Common scenarios include:
- Removing test or sandbox records (e.g., emails ending in
@test.com)
- Excluding rows with missing required fields
- Filtering out records outside a valid date range
- Flagging anomalous values for review
An orders table in the Raw layer with some invalid records:
| order_id | customer_email | amount | order_date | status |
|---|
| 1001 | alice@acme.com | 249.99 | 2024-03-15 10:30:00 | completed |
| 1002 | test@test.com | 0.01 | 2024-03-16 14:22:00 | completed |
| 1003 | bob@globex.com | -50.00 | 2024-03-17 09:15:00 | completed |
| 1004 | NULL | 1200.00 | 2024-03-18 11:00:00 | pending |
| 1005 | carol@initech.com | 89.50 | 2024-03-19 16:45:00 | completed |
We want to keep only rows where: the email is not a test address, the amount is positive, and the email is not NULL.
Implementation
Nekt Express / BigQuery
Athena SQL
Python (Nekt SDK)
Apply the same WHERE filters. BigQuery’s REGEXP_CONTAINS can be useful for more complex patterns.SELECT
order_id,
customer_email,
amount,
order_date,
status
FROM `raw.orders`
WHERE customer_email IS NOT NULL
AND customer_email NOT LIKE '%@test.com'
AND amount > 0
For more complex email validation, use regex:WHERE REGEXP_CONTAINS(customer_email, r'^[a-zA-Z0-9._%+-]+@[a-zA-Z0-9.-]+\.[a-zA-Z]{2,}$')
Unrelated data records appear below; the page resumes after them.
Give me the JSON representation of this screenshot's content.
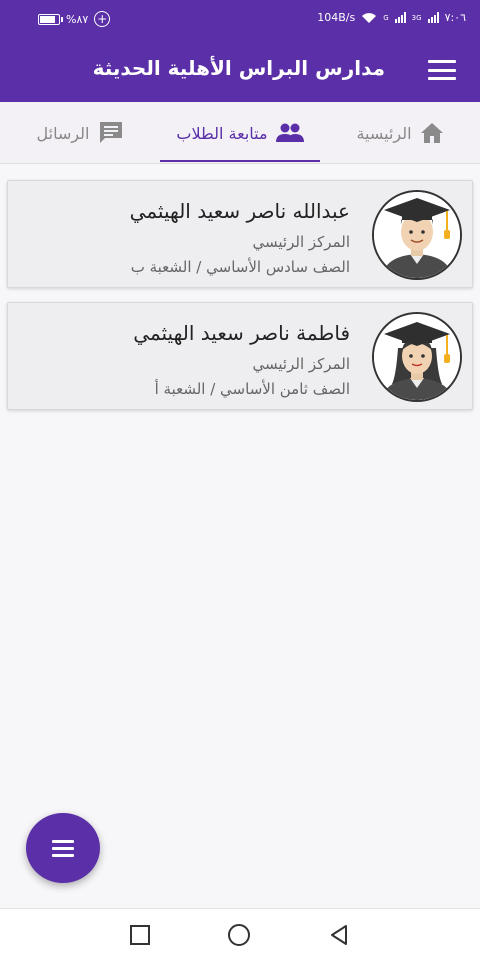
{
  "status_bar": {
    "time": "٧:٠٦",
    "net_speed": "104B/s",
    "battery_percent": "%٨٧",
    "battery_level": 0.87,
    "signal_label_3g": "3G",
    "signal_label_g": "G"
  },
  "app_bar": {
    "title": "مدارس البراس الأهلية الحديثة",
    "menu_icon": "hamburger-menu-icon"
  },
  "tabs": [
    {
      "label": "الرئيسية",
      "icon": "home-icon",
      "active": false
    },
    {
      "label": "متابعة الطلاب",
      "icon": "people-icon",
      "active": true
    },
    {
      "label": "الرسائل",
      "icon": "message-icon",
      "active": false
    }
  ],
  "students": [
    {
      "name": "عبدالله ناصر سعيد الهيثمي",
      "branch": "المركز الرئيسي",
      "grade": "الصف سادس الأساسي / الشعبة ب",
      "avatar": "male-graduate-icon"
    },
    {
      "name": "فاطمة ناصر سعيد الهيثمي",
      "branch": "المركز الرئيسي",
      "grade": "الصف ثامن الأساسي / الشعبة أ",
      "avatar": "female-graduate-icon"
    }
  ],
  "fab_icon": "menu-icon",
  "colors": {
    "primary": "#5a2fa8",
    "tab_inactive": "#888888",
    "card_bg": "#eeedf0"
  }
}
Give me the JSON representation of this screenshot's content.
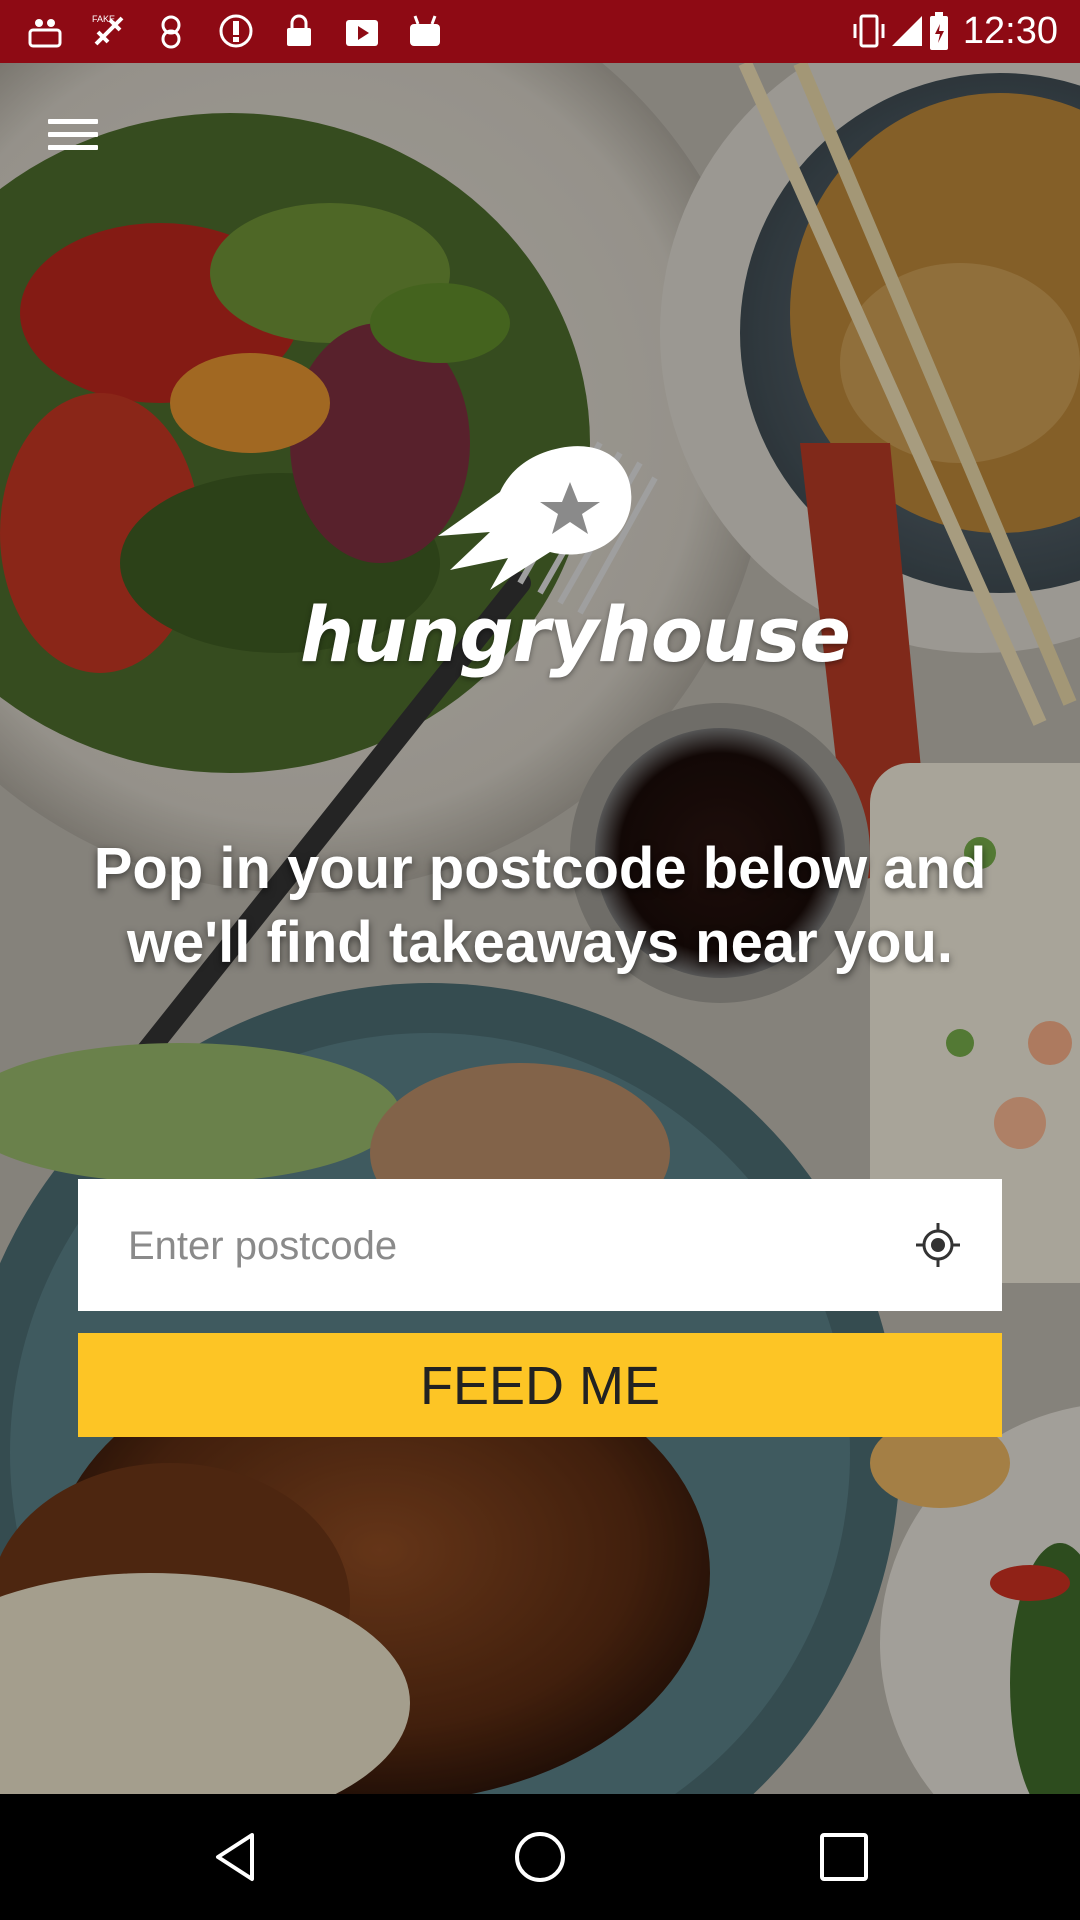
{
  "status_bar": {
    "time": "12:30",
    "left_icons": [
      "assistant-icon",
      "fake-gps-icon",
      "timer-icon",
      "info-icon",
      "lock-icon",
      "play-store-icon",
      "bag-icon"
    ],
    "right_icons": [
      "vibrate-icon",
      "signal-icon",
      "battery-icon"
    ],
    "background_color": "#8e0a14"
  },
  "header": {
    "menu_icon": "hamburger-menu-icon"
  },
  "logo": {
    "wordmark": "hungryhouse",
    "mark_icon": "shooting-star-icon"
  },
  "main": {
    "headline": "Pop in your postcode below and we'll find takeaways near you.",
    "postcode_input": {
      "placeholder": "Enter postcode",
      "value": ""
    },
    "locate_icon": "gps-target-icon",
    "submit_label": "FEED ME",
    "submit_color": "#fdc525"
  },
  "nav_bar": {
    "buttons": [
      "back-icon",
      "home-icon",
      "recents-icon"
    ]
  }
}
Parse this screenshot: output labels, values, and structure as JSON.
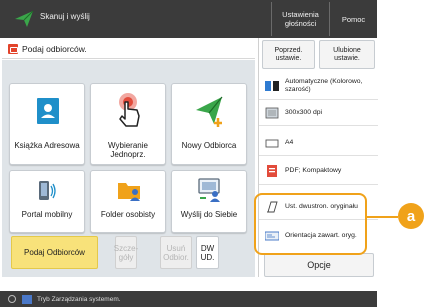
{
  "titlebar": {
    "title": "Skanuj i wyślij",
    "settings_label": "Ustawienia głośności",
    "help_label": "Pomoc"
  },
  "instruction": "Podaj odbiorców.",
  "tiles": [
    {
      "label": "Książka Adresowa",
      "icon": "address-book-icon"
    },
    {
      "label": "Wybieranie Jednoprz.",
      "icon": "one-touch-icon"
    },
    {
      "label": "Nowy Odbiorca",
      "icon": "new-destination-icon"
    },
    {
      "label": "Portal mobilny",
      "icon": "mobile-portal-icon"
    },
    {
      "label": "Folder osobisty",
      "icon": "personal-folder-icon"
    },
    {
      "label": "Wyślij do Siebie",
      "icon": "send-to-myself-icon"
    }
  ],
  "bottom_buttons": {
    "specify": "Podaj Odbiorców",
    "prev": "Szcze-góły",
    "remove": "Usuń Odbior.",
    "dwud": "DW UD."
  },
  "right_panel": {
    "prev_settings": "Poprzed. ustawie.",
    "favorites": "Ulubione ustawie.",
    "settings": [
      {
        "label": "Automatyczne (Kolorowo, szarość)",
        "icon": "color-mode-icon"
      },
      {
        "label": "300x300 dpi",
        "icon": "resolution-icon"
      },
      {
        "label": "A4",
        "icon": "paper-size-icon"
      },
      {
        "label": "PDF; Kompaktowy",
        "icon": "file-format-icon"
      },
      {
        "label": "Ust. dwustron. oryginału",
        "icon": "duplex-original-icon"
      },
      {
        "label": "Orientacja zawart. oryg.",
        "icon": "orientation-icon"
      }
    ],
    "options": "Opcje"
  },
  "callout": "a",
  "status": "Tryb Zarządzania systemem.",
  "colors": {
    "accent": "#f0a21a",
    "primary_button": "#f8e27a",
    "titlebar": "#3b3b3b",
    "panel": "#dfe4e8"
  }
}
Use WHERE clauses to filter out invalid rows based on your business rules.SELECT
order_id,
customer_email,
amount,
order_date,
status
FROM raw.orders
WHERE customer_email IS NOT NULL
AND customer_email NOT LIKE '%@test.com'
AND amount > 0
To keep a record of what was filtered out (useful for debugging), create a separate “rejected rows” table:SELECT *, 'invalid_email' AS rejection_reason
FROM raw.orders
WHERE customer_email IS NULL OR customer_email LIKE '%@test.com'
UNION ALL
SELECT *, 'negative_amount' AS rejection_reason
FROM raw.orders
WHERE amount <= 0
In PySpark, chain filter conditions to remove invalid rows.import nekt
from pyspark.sql import functions as F
df = nekt.load_table(layer_name="Raw", table_name="orders")
valid_df = (
df
.filter(F.col("customer_email").isNotNull())
.filter(~F.col("customer_email").like("%@test.com"))
.filter(F.col("amount") > 0)
)
nekt.save_table(
df=valid_df,
layer_name="Trusted",
table_name="orders_valid"
)
To flag instead of remove, add a validation column so downstream consumers can decide:flagged_df = df.withColumn(
"is_valid",
(F.col("customer_email").isNotNull())
& (~F.col("customer_email").like("%@test.com"))
& (F.col("amount") > 0)
)
Expected output
| order_id | customer_email | amount | order_date | status |
|---|
| 1001 | alice@acme.com | 249.99 | 2024-03-15 10:30:00 | completed |
| 1005 | carol@initech.com | 89.50 | 2024-03-19 16:45:00 | completed |
Rows 1002 (test email), 1003 (negative amount), and 1004 (NULL email) are excluded.
Tips and gotchas
Filtering is destructive — once rows are removed, they won’t appear in downstream tables. If you’re unsure whether certain records should be excluded, consider flagging them with a boolean column (is_valid) instead of removing them. This lets analysts make the final call.
Keep your validation rules documented and versioned. When business rules change (e.g., a new test domain gets added), you’ll want to update the filter in one place rather than hunting for hardcoded values across multiple transformations.